Todas las fotos de este post son, de Delhi, menos la última, que es del aeropuerto, de Abu Dhabi (Emiratos)
Que el final de un viaje largo, a
India, está llegando, se detecta por unos cuantos síntomas, que
cualquier indiólogo sabe reconocer. Si empiezas a pensar, que hay
basura o meados, que huelen mejor, que determinados inciensos, mal
asunto. Si los efluvios de los chapatis recién hechos, te dan
arcadas, vete tomando nota. Y, sobre todo -síntoma principal-, si
llevas varios días tirando cosas, que durante meses atrás fueron un
tesoro, estás más cerca del aeropuerto, que de cualquier
experiencia regeneradora o reconfortante en eeste país amado-odiado.
Al fin, tenemos nuestros deseados
boletos de vuelta, a España, vía Abu Dhabi y con solo una escala de
tres horas. Llevamos ocho días en Delhi y es una experiencia, que no
la recomiendo. No, porque esta ciudad no merezca este tiempo -que lo
merece-, sino porque la barata vida diaria de dos guiris entusiastas,
acaba siendo agotadora, psicológicamente.
Por partes: no nos quejamos del hotel,
más bien, todo lo contrario, por cuatro euros, habitación razonable
-aunque oscura-, baño algo destartalado, pero sin embargo y como ya
dije, un wi-fi y un ventilador vertiginosos y tremendos, que nos
alivian nuestras necesidades, quitándonos el sudor y poniéndonos en
comunicación con el mundo. Bueno, aunque este último, más bien y
con su ruido, nos trepana nuestro cerebro, como si fuera una máquina
de exprimir cocos o caña de azúcar. Siete noches aquí son
demasiadas y más, con algún bichito en el colchón.

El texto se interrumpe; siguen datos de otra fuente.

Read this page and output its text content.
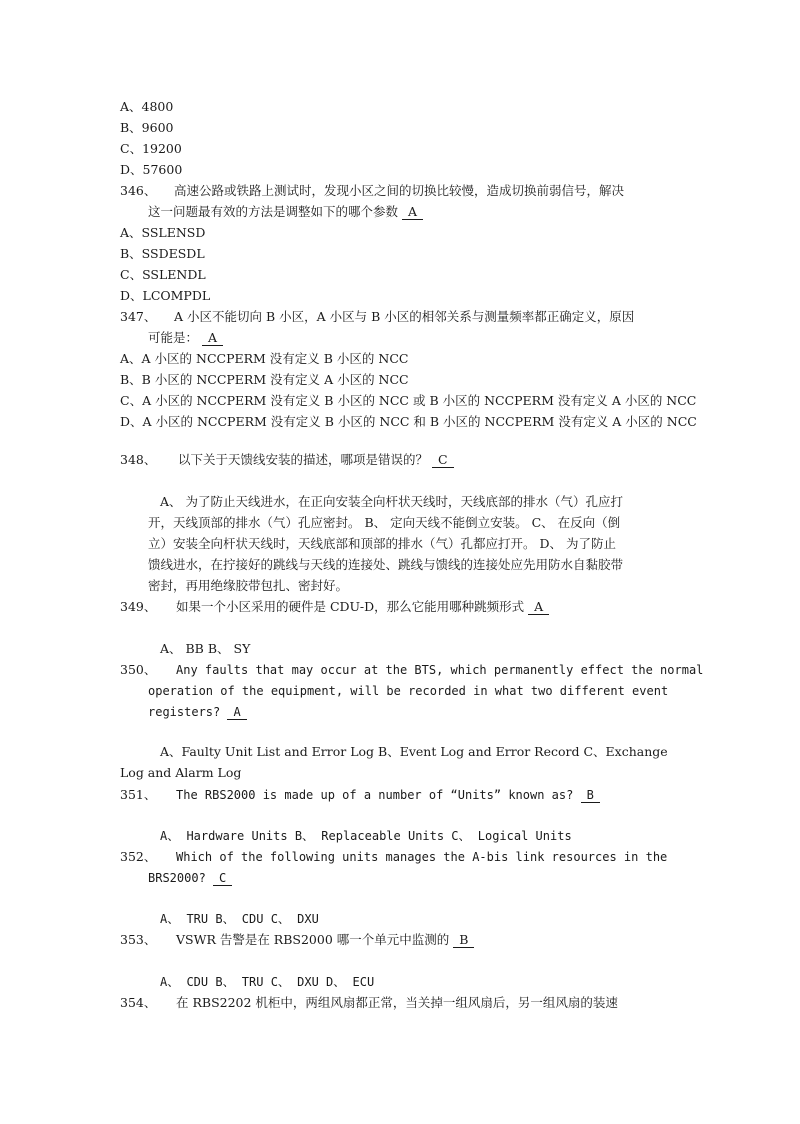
A、4800
B、9600
C、19200
D、57600
346、 高速公路或铁路上测试时，发现小区之间的切换比较慢，造成切换前弱信号，解决
这一问题最有效的方法是调整如下的哪个参数 A
A、SSLENSD
B、SSDESDL
C、SSLENDL
D、LCOMPDL
347、 A 小区不能切向 B 小区，A 小区与 B 小区的相邻关系与测量频率都正确定义，原因
可能是： A
A、A 小区的 NCCPERM 没有定义 B 小区的 NCC
B、B 小区的 NCCPERM 没有定义 A 小区的 NCC
C、A 小区的 NCCPERM 没有定义 B 小区的 NCC 或 B 小区的 NCCPERM 没有定义 A 小区的 NCC
D、A 小区的 NCCPERM 没有定义 B 小区的 NCC 和 B 小区的 NCCPERM 没有定义 A 小区的 NCC
348、 以下关于天馈线安装的描述，哪项是错误的？ C
A、 为了防止天线进水，在正向安装全向杆状天线时，天线底部的排水（气）孔应打
开，天线顶部的排水（气）孔应密封。 B、 定向天线不能倒立安装。 C、 在反向（倒
立）安装全向杆状天线时，天线底部和顶部的排水（气）孔都应打开。 D、 为了防止
馈线进水，在拧接好的跳线与天线的连接处、跳线与馈线的连接处应先用防水自黏胶带
密封，再用绝缘胶带包扎、密封好。
349、 如果一个小区采用的硬件是 CDU-D，那么它能用哪种跳频形式 A
A、 BB B、 SY
350、 Any faults that may occur at the BTS, which permanently effect the normal
operation of the equipment, will be recorded in what two different event
registers? A
A、Faulty Unit List and Error Log B、Event Log and Error Record C、Exchange
Log and Alarm Log
351、 The RBS2000 is made up of a number of “Units” known as? B
A、 Hardware Units B、 Replaceable Units C、 Logical Units
352、 Which of the following units manages the A-bis link resources in the
BRS2000? C
A、 TRU B、 CDU C、 DXU
353、 VSWR 告警是在 RBS2000 哪一个单元中监测的 B
A、 CDU B、 TRU C、 DXU D、 ECU
354、 在 RBS2202 机柜中，两组风扇都正常，当关掉一组风扇后，另一组风扇的装速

Pero esto no es nada, comparado con
las molestias que se sufren en esta ciudad para ir a visitar los
distintos atractivos turísticos alejados del centro. Las clases
medias van en sus coches y hacen vida familiar en torno a los
distintos jardines públicos, bien cuidados y, a veces, de pago. El
guiri rico, se apaña con un tuck tuck y ni siquiera cae en la cuenta
de este problema.
Pero los guiris de escaso presupuesto
-como nosotros-, los indios de baja alcurnia o muchos devotos
religiosos, que no van a pasearse, debemos pasar por las penalidades
de los controles, bien en la estación de trenes, New Delhi, bien en
el metro o donde se les ocurra, que para tales menesteres, tienen
mucha creatividad. Filas separadas para hombres y mujeres y policías
altaneros y descerebrados, que no dudan ni un momento en obligarte a
cualquier cosa, tan sólo por poder demostrar su autoridad.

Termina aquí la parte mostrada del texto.